Jens-Uwe Zöphel

Personal information
- Date of birth: 23 June 1969 (age 56)
- Place of birth: Prenzlau, East Germany
- Position: Midfielder

Youth career
- SG Dynamo Gransee
- 0000–1983: BSG Einheit Templin
- 1983–1988: Berliner FC Dynamo

Senior career*
- Years: Team / Apps / (Gls)
- 1988–1995: FC Berlin / 125 / (6)
- 1995–1999: Energie Cottbus / 115 / (9)
- 1999–2001: 1. FC Union Berlin / 42 / (2)
- 2001–2002: Wacker Burghausen / 15 / (0)
- 2002–2003: Dresdner SC / 21 / (0)
- 2003–2004: Germania Schöneiche / 27 / (14)
- 2004–2005: Ludwigsfelder FC / 27 / (2)
- 2005–2006: Berliner FC Dynamo / 22 / (3)
- 2006–2010: MSV 1919 Rüdersdorf
- 2010–2013: SV 1919 Woltersdorf

International career
- 1989: East Germany U-21 / 1 / (0)

= Jens-Uwe Zöphel =

German footballer (born 1969)

Jens-Uwe Zöphel (born 23 June 1969) is a German former footballer who played as a midfielder.
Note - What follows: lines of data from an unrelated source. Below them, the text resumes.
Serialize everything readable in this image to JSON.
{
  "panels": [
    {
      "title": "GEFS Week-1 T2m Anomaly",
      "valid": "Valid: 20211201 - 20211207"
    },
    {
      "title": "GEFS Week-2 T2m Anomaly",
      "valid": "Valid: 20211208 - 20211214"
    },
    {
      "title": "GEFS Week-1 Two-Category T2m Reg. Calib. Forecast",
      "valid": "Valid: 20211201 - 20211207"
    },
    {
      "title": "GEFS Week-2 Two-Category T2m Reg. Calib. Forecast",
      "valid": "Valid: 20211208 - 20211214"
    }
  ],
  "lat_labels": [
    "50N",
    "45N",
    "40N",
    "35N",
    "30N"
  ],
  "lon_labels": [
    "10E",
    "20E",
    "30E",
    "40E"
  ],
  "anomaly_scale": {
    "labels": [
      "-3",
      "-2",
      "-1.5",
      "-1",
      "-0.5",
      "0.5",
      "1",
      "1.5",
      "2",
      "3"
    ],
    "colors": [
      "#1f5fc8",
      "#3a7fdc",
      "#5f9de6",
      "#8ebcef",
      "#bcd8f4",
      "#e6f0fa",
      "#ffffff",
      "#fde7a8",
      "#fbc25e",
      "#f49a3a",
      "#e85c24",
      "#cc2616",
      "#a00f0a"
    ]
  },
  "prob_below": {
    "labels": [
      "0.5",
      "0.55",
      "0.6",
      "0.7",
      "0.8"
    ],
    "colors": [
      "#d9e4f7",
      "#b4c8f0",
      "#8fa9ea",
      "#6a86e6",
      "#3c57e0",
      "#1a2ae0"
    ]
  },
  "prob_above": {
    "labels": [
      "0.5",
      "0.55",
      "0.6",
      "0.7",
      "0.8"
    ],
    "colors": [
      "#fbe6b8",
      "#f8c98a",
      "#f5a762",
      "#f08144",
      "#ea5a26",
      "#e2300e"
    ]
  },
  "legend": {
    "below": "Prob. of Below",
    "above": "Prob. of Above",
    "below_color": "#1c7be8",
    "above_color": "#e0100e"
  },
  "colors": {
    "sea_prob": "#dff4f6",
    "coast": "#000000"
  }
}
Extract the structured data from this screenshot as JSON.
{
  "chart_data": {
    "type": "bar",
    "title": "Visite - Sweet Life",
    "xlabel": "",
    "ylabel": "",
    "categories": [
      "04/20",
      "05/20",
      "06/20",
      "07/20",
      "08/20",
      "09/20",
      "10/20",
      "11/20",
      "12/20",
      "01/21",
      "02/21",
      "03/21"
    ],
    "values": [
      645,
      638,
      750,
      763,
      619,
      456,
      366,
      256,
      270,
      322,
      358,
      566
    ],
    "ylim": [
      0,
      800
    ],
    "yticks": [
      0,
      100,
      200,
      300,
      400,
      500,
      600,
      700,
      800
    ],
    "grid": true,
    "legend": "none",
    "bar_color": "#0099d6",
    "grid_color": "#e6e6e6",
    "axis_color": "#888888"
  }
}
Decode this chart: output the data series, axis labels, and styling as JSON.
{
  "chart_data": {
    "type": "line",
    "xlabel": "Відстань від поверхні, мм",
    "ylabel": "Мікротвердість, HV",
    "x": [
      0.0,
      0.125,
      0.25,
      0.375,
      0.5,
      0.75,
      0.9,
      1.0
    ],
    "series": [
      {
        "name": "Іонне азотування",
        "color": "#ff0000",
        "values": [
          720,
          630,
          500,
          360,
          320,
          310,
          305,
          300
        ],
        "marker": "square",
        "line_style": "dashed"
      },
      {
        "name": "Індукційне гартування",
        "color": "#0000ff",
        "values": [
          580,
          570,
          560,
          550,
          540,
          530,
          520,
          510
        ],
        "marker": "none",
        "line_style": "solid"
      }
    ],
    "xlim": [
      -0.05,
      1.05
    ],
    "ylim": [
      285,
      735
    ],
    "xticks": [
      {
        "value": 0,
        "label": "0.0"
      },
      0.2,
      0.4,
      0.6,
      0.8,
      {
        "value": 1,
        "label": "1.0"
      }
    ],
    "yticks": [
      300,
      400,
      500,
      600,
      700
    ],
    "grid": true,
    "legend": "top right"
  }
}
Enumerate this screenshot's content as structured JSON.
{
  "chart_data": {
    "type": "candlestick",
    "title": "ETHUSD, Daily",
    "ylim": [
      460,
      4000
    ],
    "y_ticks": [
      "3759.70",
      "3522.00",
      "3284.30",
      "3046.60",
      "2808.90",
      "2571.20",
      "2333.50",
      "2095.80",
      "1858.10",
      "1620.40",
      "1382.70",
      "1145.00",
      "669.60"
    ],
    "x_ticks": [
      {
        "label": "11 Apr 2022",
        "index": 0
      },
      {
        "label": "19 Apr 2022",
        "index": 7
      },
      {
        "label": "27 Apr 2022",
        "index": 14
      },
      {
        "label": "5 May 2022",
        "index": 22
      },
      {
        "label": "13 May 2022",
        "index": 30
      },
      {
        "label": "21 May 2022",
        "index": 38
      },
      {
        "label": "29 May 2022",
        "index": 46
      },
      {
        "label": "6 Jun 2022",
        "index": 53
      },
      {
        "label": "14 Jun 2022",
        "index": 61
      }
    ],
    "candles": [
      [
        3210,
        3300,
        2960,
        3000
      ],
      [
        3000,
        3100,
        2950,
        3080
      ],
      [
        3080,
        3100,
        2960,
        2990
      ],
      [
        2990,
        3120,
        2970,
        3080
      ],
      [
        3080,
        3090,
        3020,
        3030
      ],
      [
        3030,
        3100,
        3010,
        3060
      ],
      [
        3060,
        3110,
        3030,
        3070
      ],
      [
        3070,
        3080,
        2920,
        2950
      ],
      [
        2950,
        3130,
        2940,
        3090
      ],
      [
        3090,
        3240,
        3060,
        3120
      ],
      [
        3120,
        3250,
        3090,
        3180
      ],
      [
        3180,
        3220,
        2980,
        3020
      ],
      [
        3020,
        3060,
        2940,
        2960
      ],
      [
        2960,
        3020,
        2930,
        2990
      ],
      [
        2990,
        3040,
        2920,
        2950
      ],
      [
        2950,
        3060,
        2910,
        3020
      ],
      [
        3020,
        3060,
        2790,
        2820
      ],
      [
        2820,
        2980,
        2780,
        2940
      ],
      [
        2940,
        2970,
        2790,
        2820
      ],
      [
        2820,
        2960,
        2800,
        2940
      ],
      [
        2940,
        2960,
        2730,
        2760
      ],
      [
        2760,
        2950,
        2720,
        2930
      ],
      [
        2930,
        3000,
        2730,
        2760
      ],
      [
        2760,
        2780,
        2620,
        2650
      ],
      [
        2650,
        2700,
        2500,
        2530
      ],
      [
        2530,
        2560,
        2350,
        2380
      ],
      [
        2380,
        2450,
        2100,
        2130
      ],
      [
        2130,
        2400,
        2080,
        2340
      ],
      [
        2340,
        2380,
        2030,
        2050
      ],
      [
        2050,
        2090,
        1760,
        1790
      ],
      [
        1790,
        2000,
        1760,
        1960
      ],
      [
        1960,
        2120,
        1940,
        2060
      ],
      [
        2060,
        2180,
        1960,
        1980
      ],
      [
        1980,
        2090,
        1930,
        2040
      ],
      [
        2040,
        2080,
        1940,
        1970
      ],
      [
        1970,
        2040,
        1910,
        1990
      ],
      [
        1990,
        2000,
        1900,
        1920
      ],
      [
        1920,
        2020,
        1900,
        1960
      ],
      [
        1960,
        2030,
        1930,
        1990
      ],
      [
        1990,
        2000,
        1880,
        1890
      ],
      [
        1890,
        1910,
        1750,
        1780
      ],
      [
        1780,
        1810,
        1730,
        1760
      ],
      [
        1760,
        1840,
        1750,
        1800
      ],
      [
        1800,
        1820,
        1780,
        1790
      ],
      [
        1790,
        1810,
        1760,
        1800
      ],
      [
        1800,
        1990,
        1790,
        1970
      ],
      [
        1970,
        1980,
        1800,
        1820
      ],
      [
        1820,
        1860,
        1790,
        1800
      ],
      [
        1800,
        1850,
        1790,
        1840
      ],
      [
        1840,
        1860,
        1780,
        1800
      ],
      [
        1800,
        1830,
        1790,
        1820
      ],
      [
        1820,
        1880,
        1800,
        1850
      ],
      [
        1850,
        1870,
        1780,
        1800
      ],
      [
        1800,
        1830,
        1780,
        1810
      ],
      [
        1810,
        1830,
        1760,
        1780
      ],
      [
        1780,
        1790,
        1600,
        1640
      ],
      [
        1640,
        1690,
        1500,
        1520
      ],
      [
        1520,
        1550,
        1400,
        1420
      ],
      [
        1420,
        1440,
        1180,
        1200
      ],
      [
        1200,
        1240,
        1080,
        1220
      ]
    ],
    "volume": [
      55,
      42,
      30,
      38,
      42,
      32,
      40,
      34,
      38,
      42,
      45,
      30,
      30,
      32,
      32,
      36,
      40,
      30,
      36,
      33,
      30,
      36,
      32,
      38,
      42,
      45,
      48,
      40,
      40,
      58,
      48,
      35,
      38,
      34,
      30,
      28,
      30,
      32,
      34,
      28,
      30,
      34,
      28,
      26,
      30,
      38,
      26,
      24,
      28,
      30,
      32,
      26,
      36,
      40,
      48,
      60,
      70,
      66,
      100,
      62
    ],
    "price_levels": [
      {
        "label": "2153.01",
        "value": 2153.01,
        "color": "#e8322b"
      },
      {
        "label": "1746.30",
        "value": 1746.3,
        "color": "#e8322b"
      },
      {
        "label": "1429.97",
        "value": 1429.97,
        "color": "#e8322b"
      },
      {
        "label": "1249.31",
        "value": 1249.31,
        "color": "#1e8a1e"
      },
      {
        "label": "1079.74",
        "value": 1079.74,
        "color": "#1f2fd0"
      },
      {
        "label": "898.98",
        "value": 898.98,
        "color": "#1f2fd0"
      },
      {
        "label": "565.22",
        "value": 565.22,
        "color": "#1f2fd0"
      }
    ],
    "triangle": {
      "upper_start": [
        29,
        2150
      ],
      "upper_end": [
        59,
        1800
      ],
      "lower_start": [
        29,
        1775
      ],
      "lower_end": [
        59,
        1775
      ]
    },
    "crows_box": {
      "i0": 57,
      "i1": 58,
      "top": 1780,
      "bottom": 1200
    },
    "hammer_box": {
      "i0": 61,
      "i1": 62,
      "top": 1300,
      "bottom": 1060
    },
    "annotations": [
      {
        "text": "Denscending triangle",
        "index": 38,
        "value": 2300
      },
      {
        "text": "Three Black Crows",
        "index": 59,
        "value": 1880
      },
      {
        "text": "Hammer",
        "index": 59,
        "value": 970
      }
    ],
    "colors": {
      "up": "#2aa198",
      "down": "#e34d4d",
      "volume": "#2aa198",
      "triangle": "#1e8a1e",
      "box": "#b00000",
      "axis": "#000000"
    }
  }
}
Zöphel joined the youth academy of football club BFC Dynamo in 1983. He made his first appearance with the first team of BFC Dynamo in the 12th matchday of the 1988-89 DDR-Oberliga against FC Carl Zeiss Jena on 19 November 1988. He would then make recurring appearances with the first team during the second half of the season. Zöphel won the FDGB-Pokal with BFC Dynamo in 1989. He then made one appearance for BFC Dynamo in the 1989-90 European Cup Winners' Cup. Zöphel was part of the starting line-up in the return leg of the second round against AS Monaco at the Friedrich-Ludwig-Jahn-Sportpark on 1 November 1989.